In the beginning, I only wanted to know survival concepts like buying food and asking for directions. I used Anki to make flashcards for some basic phrases and learned about ten to twenty cards fairly quickly. Eventually after starting to use what I learned, I wanted to see how far I could take it—I had a playful curiosity about it and wasn't being too serious about it, almost trying for kicks.
Over the course of a few weeks of conversing with people, translating lyrics of some songs, having friends correct my grammar, I made lots of progress as well as plenty of wonderful mistakes. My favourite was probably noticing the hot pink nail polish on the fingers of my friends mother, and, thinking with my English brain about how tasty the colour was, commented 'gostoso!', which in Brazil, like many seemingly innocuous words, has a sexual connotation and is not appropriate to say to an elder. Love that mistake. I tried reading Valter Hugo Mãe's O Filho de Mil Homens but I made it too complicated by writing down all the new words—it slowed down the reading momentum and I ended up giving up 6% of the way through; later on I learned that if my goal is primarily to converse, I don't need to weigh myself down with acquiring literary vocabulary as it rarely encountered in casual speech.
As of 2021, I consider myself fluent enough for my purposes. There's lots I don't know and I have to make an effort to pay attention and speak, but I don't stress about having conversations with people and that was my goal. I notice also that Brazilian Portuguese actually relaxes me—it's dislocating to speak with the kind of agitated meticulousness (a programmer's gift!) that usually accompanies my English, and so I must chill out before my mouth starts moving. I have not had such a demand from any other language I have learned.

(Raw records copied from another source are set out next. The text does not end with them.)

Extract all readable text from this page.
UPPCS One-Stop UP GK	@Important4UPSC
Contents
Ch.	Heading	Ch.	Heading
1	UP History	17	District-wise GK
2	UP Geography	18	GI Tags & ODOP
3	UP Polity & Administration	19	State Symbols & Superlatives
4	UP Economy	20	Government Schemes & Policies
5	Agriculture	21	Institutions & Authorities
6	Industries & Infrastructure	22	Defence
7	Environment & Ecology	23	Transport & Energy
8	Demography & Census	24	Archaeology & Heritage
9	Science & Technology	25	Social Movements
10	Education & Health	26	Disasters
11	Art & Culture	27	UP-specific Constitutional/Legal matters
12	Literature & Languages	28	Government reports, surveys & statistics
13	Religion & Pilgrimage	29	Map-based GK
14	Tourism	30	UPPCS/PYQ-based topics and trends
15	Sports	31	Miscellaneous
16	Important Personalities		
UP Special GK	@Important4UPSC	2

It's interesting for me to observe how only a few years ago I actively disliked the sound of this language. On first contact, especially with the European dialect, the sensation I got was that the mouth needs to contort itself to make strenuous movements and physically rigid positions, like a kind of slavic language that menacingly breaks the teeth of new learners. I somehow also felt disconnected from the rhythmic phrasing in Brazil's dialect, finding it to be too loose. I think I ultimately just wanted it to be like any Spanish from Latin America that I was familiar with, because Brazil is like right there next to all those countries, but this is a terrible expectation to have of a language.
Brazilian is growing on me slowly. I'm still not fully in love with it. I call it a beautiful mess: "ela é linda, e uma bagunça". I never thought I would ever speak or understand it, or that I would even want to, but what a nice surprise it has been to create this new pathway in my life. It's been a part of my developing a [[relationship with Brazil]].